Thursday, September 18, 2014

Cooking Demo Sept 13, 2014 Recipe Two



Chicken Breasts in Pie Crust with Chopped Pecan Topping

3 large Chicken breasts
Sun-dried tomato halves
Stonewall Kitchens Black Olive Tapenade
Fresh Spinach
Chopped Garlic
½ cup Grated Ashe County Romano cheese
3 pie crusts

Cut the chicken into 4 inch pieces and butterfly them.  Cut the pie crust into 4x6 inch strips.  Lay the
Chicken on the crust then add a spinach leaf, sun dried tomato half, a little chopped garlic, ½ teas Black Olive Tapenade and top with grated cheese.  Wrap the crust around the breast and secure with water.
Cover the top with melted butter and sprinkle with finely chopped pecans.  Bake in oven at 425 degrees for about 20 minutes or until golden brown.

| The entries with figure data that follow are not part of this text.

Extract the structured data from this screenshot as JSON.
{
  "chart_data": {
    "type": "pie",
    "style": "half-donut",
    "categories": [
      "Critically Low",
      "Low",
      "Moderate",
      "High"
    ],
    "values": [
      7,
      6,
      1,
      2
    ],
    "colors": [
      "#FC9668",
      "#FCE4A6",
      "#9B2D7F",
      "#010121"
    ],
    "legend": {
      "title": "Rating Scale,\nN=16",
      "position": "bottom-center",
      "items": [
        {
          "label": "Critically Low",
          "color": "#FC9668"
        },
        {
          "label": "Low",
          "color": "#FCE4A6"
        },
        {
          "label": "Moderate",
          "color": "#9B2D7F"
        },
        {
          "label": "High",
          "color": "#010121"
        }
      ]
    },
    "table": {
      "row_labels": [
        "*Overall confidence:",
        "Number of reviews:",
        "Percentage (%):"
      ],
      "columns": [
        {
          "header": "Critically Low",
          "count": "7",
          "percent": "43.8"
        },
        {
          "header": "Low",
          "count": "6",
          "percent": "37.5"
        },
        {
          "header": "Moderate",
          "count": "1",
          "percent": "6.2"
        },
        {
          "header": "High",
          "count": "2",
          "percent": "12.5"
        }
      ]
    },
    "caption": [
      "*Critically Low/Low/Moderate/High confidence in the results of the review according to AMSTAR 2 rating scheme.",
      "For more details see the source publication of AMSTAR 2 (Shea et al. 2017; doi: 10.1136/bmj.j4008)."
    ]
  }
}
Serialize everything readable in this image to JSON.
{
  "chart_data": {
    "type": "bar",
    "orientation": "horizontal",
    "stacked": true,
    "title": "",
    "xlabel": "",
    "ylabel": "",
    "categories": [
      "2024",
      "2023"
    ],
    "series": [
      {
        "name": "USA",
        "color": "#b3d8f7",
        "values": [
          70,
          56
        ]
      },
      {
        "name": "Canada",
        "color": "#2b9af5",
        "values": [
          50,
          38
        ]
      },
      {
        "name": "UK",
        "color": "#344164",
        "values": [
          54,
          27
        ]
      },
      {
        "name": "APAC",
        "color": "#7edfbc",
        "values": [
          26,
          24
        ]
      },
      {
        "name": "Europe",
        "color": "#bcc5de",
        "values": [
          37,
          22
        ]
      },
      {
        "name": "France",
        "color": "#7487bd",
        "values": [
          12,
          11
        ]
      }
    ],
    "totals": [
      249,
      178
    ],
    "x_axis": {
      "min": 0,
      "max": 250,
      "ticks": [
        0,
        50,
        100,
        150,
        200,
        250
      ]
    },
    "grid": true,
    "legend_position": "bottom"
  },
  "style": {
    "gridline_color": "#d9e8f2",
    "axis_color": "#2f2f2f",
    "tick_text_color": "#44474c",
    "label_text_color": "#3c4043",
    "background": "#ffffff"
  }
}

Dip in garlic sauce.

Chicken and Garlic Sauce
1 pkg More Than Gourmet Chicken Demi-Glace
1 cup water
Flour or cornstarch
Garlic
4 ounces white wine

Add the demi-glace and water to a sauce pan.  Heat until dissolved.  Add the wine and 2 T chopped garlic.  Thicken with flour water or cornstarch.